The most popularized forms of violence within rap music are those acts of violence perpetuated by black males against other black males (see Cave, et. al, 2006; Hari, 2002; Hiatt, 2005; Mitchell & Johnson, 2005). This intra-racial violence is commonly referred to as horizontal violence and/or intrinsic violence (Fanon, 1963; Roberts, 2004). It is Neil Roberts (2004) who defines intrinsic violence in juxtaposition with instrumental violence (anti-hegemonic/vertical) by suggesting “in contrast to instrumental violence, [intrinsic violence] refers to a metaphysical concept in which the act of either random irrational or calculated rational violence itself contains inherent value” (p. 146). Frantz Fanon (1963) uses a psychological approach to introducing intrinsic violence through a discussion on the freedom experience that dreams provide the oppressed. Fanon’s argument is that while dreaming the oppressed individual experiences a freedom of motion through physical acts of running, jumping, and climbing. Once the dream is finished, the oppressed individual exiting repose first exercises this physicality against his own people. Because the colonizer/oppressor is much an exhibitionist with power, and as a result an intimidating force, “the muscular tension of the colonized periodically erupts into bloody fighting between tribes, clans, and individuals” (p. 17).
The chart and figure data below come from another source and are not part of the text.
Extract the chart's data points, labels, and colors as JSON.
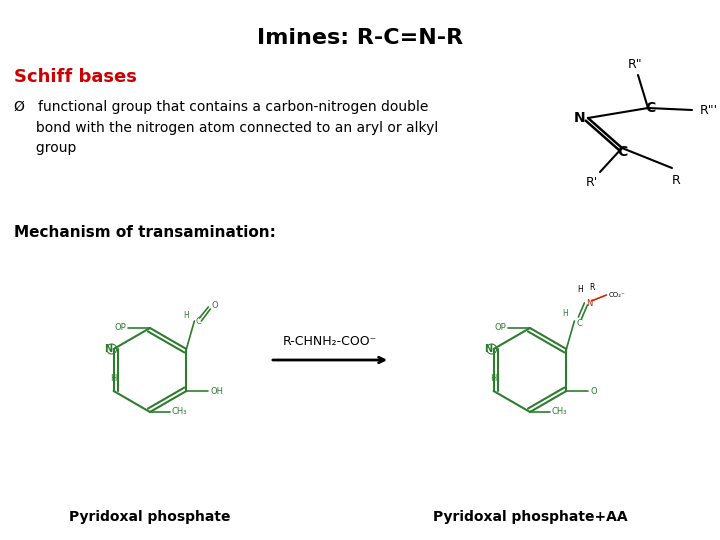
{
  "title": "Imines: R-C=N-R",
  "title_fontsize": 16,
  "title_color": "#000000",
  "schiff_bases_label": "Schiff bases",
  "schiff_bases_color": "#cc0000",
  "schiff_bases_fontsize": 13,
  "bullet_text": "Ø   functional group that contains a carbon-nitrogen double\n     bond with the nitrogen atom connected to an aryl or alkyl\n     group",
  "bullet_fontsize": 10,
  "bullet_color": "#000000",
  "mechanism_label": "Mechanism of transamination:",
  "mechanism_fontsize": 11,
  "mechanism_bold": true,
  "mechanism_color": "#000000",
  "arrow_label": "R-CHNH₂-COO⁻",
  "arrow_label_fontsize": 9,
  "arrow_color": "#000000",
  "pyridoxal_label": "Pyridoxal phosphate",
  "pyridoxal_aa_label": "Pyridoxal phosphate+AA",
  "label_fontsize": 10,
  "label_bold": true,
  "label_color": "#000000",
  "bg_color": "#ffffff",
  "green_color": "#2e7d2e",
  "red_color": "#cc2200",
  "black_color": "#000000"
}
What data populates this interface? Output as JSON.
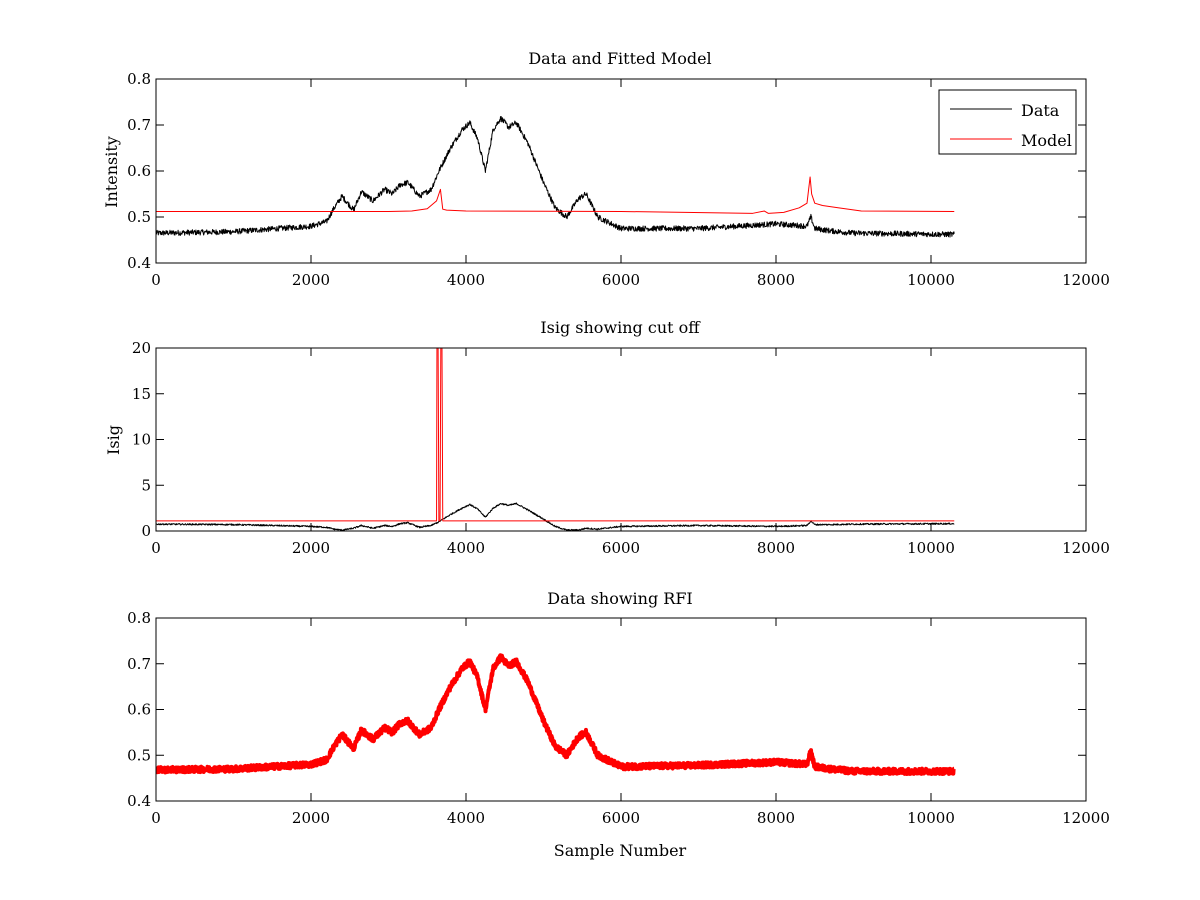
{
  "figure": {
    "background": "#ffffff",
    "axis_color": "#000000"
  },
  "chart_data": [
    {
      "type": "line",
      "title": "Data and Fitted Model",
      "xlabel": "",
      "ylabel": "Intensity",
      "xlim": [
        0,
        12000
      ],
      "ylim": [
        0.4,
        0.8
      ],
      "xticks": [
        0,
        2000,
        4000,
        6000,
        8000,
        10000,
        12000
      ],
      "yticks": [
        0.4,
        0.5,
        0.6,
        0.7,
        0.8
      ],
      "xtick_labels": [
        "0",
        "2000",
        "4000",
        "6000",
        "8000",
        "10000",
        "12000"
      ],
      "ytick_labels": [
        "0.4",
        "0.5",
        "0.6",
        "0.7",
        "0.8"
      ],
      "grid": false,
      "legend": {
        "position": "top-right",
        "entries": [
          "Data",
          "Model"
        ]
      },
      "series": [
        {
          "name": "Data",
          "color": "#000000",
          "style": "noisy-thin",
          "noise": 0.006,
          "x": [
            0,
            1000,
            2000,
            2200,
            2300,
            2400,
            2550,
            2650,
            2800,
            2950,
            3050,
            3150,
            3250,
            3400,
            3550,
            3650,
            3800,
            3950,
            4050,
            4150,
            4250,
            4350,
            4450,
            4550,
            4650,
            4800,
            5000,
            5150,
            5300,
            5450,
            5550,
            5700,
            6000,
            7000,
            8000,
            8400,
            8450,
            8500,
            8700,
            9000,
            10300
          ],
          "y": [
            0.465,
            0.468,
            0.48,
            0.49,
            0.52,
            0.545,
            0.515,
            0.555,
            0.535,
            0.56,
            0.55,
            0.57,
            0.575,
            0.545,
            0.56,
            0.6,
            0.65,
            0.69,
            0.705,
            0.67,
            0.6,
            0.69,
            0.715,
            0.695,
            0.705,
            0.66,
            0.575,
            0.52,
            0.5,
            0.54,
            0.55,
            0.5,
            0.475,
            0.475,
            0.485,
            0.48,
            0.5,
            0.475,
            0.47,
            0.465,
            0.462
          ]
        },
        {
          "name": "Model",
          "color": "#ff0000",
          "style": "smooth-thin",
          "noise": 0,
          "x": [
            0,
            3000,
            3300,
            3500,
            3620,
            3670,
            3700,
            3750,
            4000,
            6000,
            7700,
            7850,
            7900,
            8100,
            8300,
            8400,
            8440,
            8460,
            8500,
            8600,
            8800,
            9100,
            10300
          ],
          "y": [
            0.512,
            0.512,
            0.513,
            0.518,
            0.535,
            0.56,
            0.517,
            0.515,
            0.513,
            0.512,
            0.508,
            0.513,
            0.508,
            0.51,
            0.52,
            0.53,
            0.587,
            0.55,
            0.53,
            0.525,
            0.52,
            0.513,
            0.512
          ]
        }
      ]
    },
    {
      "type": "line",
      "title": "Isig showing cut off",
      "xlabel": "",
      "ylabel": "Isig",
      "xlim": [
        0,
        12000
      ],
      "ylim": [
        0,
        20
      ],
      "xticks": [
        0,
        2000,
        4000,
        6000,
        8000,
        10000,
        12000
      ],
      "yticks": [
        0,
        5,
        10,
        15,
        20
      ],
      "xtick_labels": [
        "0",
        "2000",
        "4000",
        "6000",
        "8000",
        "10000",
        "12000"
      ],
      "ytick_labels": [
        "0",
        "5",
        "10",
        "15",
        "20"
      ],
      "grid": false,
      "series": [
        {
          "name": "",
          "color": "#000000",
          "style": "noisy-thin",
          "noise": 0.08,
          "x": [
            0,
            1000,
            2000,
            2200,
            2300,
            2400,
            2550,
            2650,
            2800,
            2950,
            3050,
            3150,
            3250,
            3400,
            3550,
            3650,
            3800,
            3950,
            4050,
            4150,
            4250,
            4350,
            4450,
            4550,
            4650,
            4800,
            5000,
            5150,
            5300,
            5450,
            5550,
            5700,
            6000,
            7000,
            8000,
            8400,
            8450,
            8500,
            8700,
            9000,
            10300
          ],
          "y": [
            0.75,
            0.7,
            0.5,
            0.4,
            0.2,
            0.1,
            0.3,
            0.6,
            0.3,
            0.6,
            0.5,
            0.8,
            0.9,
            0.4,
            0.6,
            1.0,
            1.8,
            2.5,
            2.9,
            2.4,
            1.5,
            2.5,
            3.0,
            2.8,
            3.0,
            2.3,
            1.3,
            0.5,
            0.1,
            0.1,
            0.3,
            0.2,
            0.5,
            0.6,
            0.5,
            0.6,
            1.1,
            0.7,
            0.7,
            0.75,
            0.8
          ]
        },
        {
          "name": "",
          "color": "#ff0000",
          "style": "smooth-thin",
          "noise": 0,
          "x": [
            0,
            3620,
            3625,
            3640,
            3650,
            3665,
            3675,
            3690,
            3700,
            10300
          ],
          "y": [
            1.1,
            1.1,
            20,
            20,
            1.1,
            1.1,
            20,
            20,
            1.1,
            1.1
          ]
        }
      ]
    },
    {
      "type": "line",
      "title": "Data showing RFI",
      "xlabel": "Sample Number",
      "ylabel": "",
      "xlim": [
        0,
        12000
      ],
      "ylim": [
        0.4,
        0.8
      ],
      "xticks": [
        0,
        2000,
        4000,
        6000,
        8000,
        10000,
        12000
      ],
      "yticks": [
        0.4,
        0.5,
        0.6,
        0.7,
        0.8
      ],
      "xtick_labels": [
        "0",
        "2000",
        "4000",
        "6000",
        "8000",
        "10000",
        "12000"
      ],
      "ytick_labels": [
        "0.4",
        "0.5",
        "0.6",
        "0.7",
        "0.8"
      ],
      "grid": false,
      "series": [
        {
          "name": "",
          "color": "#ff0000",
          "style": "noisy-thick",
          "noise": 0.006,
          "x": [
            0,
            1000,
            2000,
            2200,
            2300,
            2400,
            2550,
            2650,
            2800,
            2950,
            3050,
            3150,
            3250,
            3400,
            3550,
            3650,
            3800,
            3950,
            4050,
            4150,
            4250,
            4350,
            4450,
            4550,
            4650,
            4800,
            5000,
            5150,
            5300,
            5450,
            5550,
            5700,
            6000,
            7000,
            8000,
            8400,
            8450,
            8500,
            8700,
            9000,
            10300
          ],
          "y": [
            0.468,
            0.47,
            0.48,
            0.49,
            0.52,
            0.545,
            0.515,
            0.555,
            0.535,
            0.56,
            0.55,
            0.57,
            0.575,
            0.545,
            0.56,
            0.6,
            0.65,
            0.69,
            0.705,
            0.67,
            0.6,
            0.69,
            0.715,
            0.695,
            0.705,
            0.66,
            0.575,
            0.52,
            0.5,
            0.54,
            0.55,
            0.5,
            0.475,
            0.478,
            0.485,
            0.48,
            0.51,
            0.475,
            0.47,
            0.465,
            0.465
          ]
        }
      ]
    }
  ]
}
Anthony Pinn (1999) suggests that a condition of absurdity plagues severe economically deprived communities. He defines absurdity as a phenomenon that “connotes alienation from self, and leads to a collapse of self-esteem” (p.10). He continues by stating that self-hatred, which is manifested in Black-on-Black crime, is a result of inhabiting in a state of absurdity. The hostile environment essentially creates absurdity that many inner-city Black Americans face as a result of economic malaise and institutional and political racism. Pinn (1999) does an excellent job in connecting the notion of absurdity with the awesome defects of ghetto life. However, what he does even better is that he connects these traumatic situations in the Black community with the need for renewed combat and a new vision for the Black community. He offers both gangsta rap and progressive rap as a rhetorical means for social transformation.
This black-on-black violence is thoroughly documented throughout the chronicles of Hip-Hop culture and rap narratives. A mere 10 years ago intrinsic violence reached its peak within the Hip-Hop culture with the deaths of Tupac Shakur and The Notorious B.I.G. in an intense, media-infused, East Coast/West Coast rap war. To date, this is the most unequivocal example of the intensity and tragedy of intrinsic violence within Hip-Hop. It is still important to not that though not as publicized, there were violent deaths of rap artists before Tupac and Biggie and rappers have met violent deaths afterward as well. One of the latest violent deaths being that of Detroit-rapper, Proof, Eminem’s hype man and member of the popular rap group D-12 (Cohen, 2006; Zahlaway, 2006).
Opposite Fanon’s (1963) psychological approach to understanding intra-racial violence, Arthur Pressley (1992) opts to take a more cultural approach to the problem. Placing more of an emphasis on the culture of impoverished inner-city communities, it becomes important to note that in 1978, the same period as the birth of Hip-Hop, death figures for black men were around 37,000 a year (Pressley, 1992). These deaths are illustrated as “920 suicides, 650 homicides, 20,000 deaths from cardiovascular disease and 500 deaths from cirrhosis of the liver” (p. 93); remaining deaths were distributed between prisons and hospital drug treatment facilities. Sharing this stance with Pressley (1992), Rose (1994) reminds us “poor people learn from experience when and how explicitly they can express their discontent” (p. 99). So, whether using indirection, signification, other forms of metaphor, or direct verbal confrontation, American blacks have consistently resisted the hegemonic powers that be. In essence, the dances, languages, and musics produce communal bases of knowledge about social conditions, communal interpretations of them and quite often serve as the cultural glue that fosters communal resistance (Fanon, 1963; Rose, 1994). Though total black resistance is duly noted, the vehicle of rap music and Hip-Hop culture is characteristically masculine. Kitwana (2003) offers the idea that “rap music has given young Black males {italics added} a primary avenue through which to access public space” (p. 87). It is Eithne Quinn (2005) who proffers the notion that “gangsta rap is seen both to reflect and to be constitutive of the worsening problems facing African-American communities and especially young black men” (p. 19). It is this collective scholarly emphasis on black masculinity, within Hip-Hop culture more specifically, and African-American resistance more generally, that create a catalyst for research dedicated to uncovering phenomena concerning black masculinity. As an astute advocate the feminist movement, bell hooks (2004) comments on the paucity and/or whimsical treatment of black masculinity in contemporary research on black men. She notes “the absence of this work stands as further testimony validating the contention that the plight of black men is not taken seriously” (p. xvi). hooks’ (2004) concern, being quite valid, provides significant reason for brief examination of black masculinity and resistance.